A New Creative Class

Confessions Of A Writer: A Mixed Bag Of Suffering, Relief, And Acceptance

An honest assessment of pursuing the painful, masochistic, and sometimes enjoyable path of becoming a writer.

By Chloé Williams

Photo by Eric Helgas


In collaboration with Urban Outfitters and Dickies, we commissioned a series of stories that feature creative leaders who offer their insight on the “new” work world.

I’m still a little unsure if I’m cut out for all of this.

It surprises me when people know me as a writer. It's not always the word I would use. Perhaps because I never intended to do it—to write.

It happened to me as these things can. A series of directions, qualifiers, and adjectives set a trajectory, and it seemed I was overruled. One afternoon in high school my mom was driving me home and she said, I always hoped you’d be a writer. I felt the way I imagine people renovating houses do when they open up a wall and find a doorway, a walled-up room. There was something built in, and I wanted to use it.
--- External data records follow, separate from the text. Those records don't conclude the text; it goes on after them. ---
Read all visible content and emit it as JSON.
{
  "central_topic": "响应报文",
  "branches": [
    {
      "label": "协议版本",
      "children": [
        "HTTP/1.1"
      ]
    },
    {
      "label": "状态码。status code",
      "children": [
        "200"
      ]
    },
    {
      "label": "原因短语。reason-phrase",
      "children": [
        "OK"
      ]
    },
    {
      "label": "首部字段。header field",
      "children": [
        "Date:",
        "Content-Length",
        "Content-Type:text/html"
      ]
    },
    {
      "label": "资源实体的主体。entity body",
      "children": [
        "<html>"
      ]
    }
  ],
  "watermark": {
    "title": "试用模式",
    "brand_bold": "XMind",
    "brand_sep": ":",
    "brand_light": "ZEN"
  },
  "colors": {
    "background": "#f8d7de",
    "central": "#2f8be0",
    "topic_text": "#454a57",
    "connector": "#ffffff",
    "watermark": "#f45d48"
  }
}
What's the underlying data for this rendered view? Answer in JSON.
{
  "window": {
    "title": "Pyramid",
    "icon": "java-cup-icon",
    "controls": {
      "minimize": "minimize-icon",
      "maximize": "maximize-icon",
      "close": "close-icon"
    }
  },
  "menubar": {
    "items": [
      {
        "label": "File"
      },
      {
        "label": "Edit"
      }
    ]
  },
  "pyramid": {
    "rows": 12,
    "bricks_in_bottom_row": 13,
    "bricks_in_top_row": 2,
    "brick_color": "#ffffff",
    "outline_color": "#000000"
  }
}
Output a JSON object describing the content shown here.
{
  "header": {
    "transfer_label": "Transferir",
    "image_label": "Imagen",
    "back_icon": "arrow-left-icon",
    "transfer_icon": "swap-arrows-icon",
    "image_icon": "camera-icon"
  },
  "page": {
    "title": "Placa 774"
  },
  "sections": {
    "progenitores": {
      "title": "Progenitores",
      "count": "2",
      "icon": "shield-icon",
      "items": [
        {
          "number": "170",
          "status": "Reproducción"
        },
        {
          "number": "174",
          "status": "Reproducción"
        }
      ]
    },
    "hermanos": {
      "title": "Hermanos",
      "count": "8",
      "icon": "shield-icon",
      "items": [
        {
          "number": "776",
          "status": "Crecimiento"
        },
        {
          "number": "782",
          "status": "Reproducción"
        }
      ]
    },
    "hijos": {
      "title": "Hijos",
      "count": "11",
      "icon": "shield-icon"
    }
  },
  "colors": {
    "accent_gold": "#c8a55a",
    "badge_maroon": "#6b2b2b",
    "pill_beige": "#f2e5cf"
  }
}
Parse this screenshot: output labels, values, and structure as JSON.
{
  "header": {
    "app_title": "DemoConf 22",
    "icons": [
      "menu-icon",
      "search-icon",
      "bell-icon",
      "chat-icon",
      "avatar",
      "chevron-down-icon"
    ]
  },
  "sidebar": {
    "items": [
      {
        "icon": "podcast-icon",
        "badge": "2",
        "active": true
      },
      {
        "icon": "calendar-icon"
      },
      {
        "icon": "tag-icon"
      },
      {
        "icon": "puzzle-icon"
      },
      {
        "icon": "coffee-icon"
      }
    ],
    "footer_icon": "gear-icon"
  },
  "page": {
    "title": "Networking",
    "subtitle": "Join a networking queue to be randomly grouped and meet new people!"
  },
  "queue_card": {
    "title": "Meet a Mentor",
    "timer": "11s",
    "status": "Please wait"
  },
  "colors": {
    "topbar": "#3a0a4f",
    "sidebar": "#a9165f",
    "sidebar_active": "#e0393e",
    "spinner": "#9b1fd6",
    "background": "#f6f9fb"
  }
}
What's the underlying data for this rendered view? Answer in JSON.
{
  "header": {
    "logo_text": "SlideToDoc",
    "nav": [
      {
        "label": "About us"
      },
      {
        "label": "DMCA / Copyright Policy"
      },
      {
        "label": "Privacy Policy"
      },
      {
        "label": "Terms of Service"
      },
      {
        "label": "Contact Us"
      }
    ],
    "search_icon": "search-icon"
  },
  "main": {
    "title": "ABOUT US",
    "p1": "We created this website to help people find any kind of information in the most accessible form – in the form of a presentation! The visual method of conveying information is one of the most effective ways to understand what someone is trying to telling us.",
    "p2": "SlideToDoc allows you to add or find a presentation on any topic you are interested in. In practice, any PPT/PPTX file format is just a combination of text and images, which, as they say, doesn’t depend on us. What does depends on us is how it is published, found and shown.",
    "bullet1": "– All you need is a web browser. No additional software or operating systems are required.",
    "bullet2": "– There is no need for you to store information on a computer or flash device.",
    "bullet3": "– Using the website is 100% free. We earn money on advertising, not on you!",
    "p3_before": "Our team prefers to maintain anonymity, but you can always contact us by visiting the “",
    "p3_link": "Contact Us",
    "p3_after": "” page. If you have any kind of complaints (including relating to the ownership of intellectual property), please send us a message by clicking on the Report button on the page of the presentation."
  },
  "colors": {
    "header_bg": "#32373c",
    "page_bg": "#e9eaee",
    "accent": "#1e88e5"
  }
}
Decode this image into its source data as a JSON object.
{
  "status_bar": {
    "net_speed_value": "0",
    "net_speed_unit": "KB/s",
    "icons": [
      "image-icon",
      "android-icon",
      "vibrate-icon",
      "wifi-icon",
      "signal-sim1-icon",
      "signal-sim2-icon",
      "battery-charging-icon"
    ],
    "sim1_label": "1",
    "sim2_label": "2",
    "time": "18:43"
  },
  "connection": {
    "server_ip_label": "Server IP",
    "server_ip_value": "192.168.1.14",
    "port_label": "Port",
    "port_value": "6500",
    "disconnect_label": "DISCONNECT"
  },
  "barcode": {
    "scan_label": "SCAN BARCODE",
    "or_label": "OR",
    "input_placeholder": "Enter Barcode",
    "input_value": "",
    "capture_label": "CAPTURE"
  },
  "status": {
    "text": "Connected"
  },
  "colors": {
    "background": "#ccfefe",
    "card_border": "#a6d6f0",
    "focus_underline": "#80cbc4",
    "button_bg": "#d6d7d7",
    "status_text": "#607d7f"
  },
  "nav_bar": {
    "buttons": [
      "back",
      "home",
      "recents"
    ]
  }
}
I didn’t know the rules then. The old world with its expectations wasn’t so obvious, but I went to college and found them waiting. My first creative writing professor asked us once what we thought of when we imagined a writer. Words were thrown out, suicidal, depressed, alcoholic, isolated, loner. Something absolute seemed to reveal itself over the years in different workshops and groups, in panels and Q&As: When we talk about writing, we must mention its sufferings.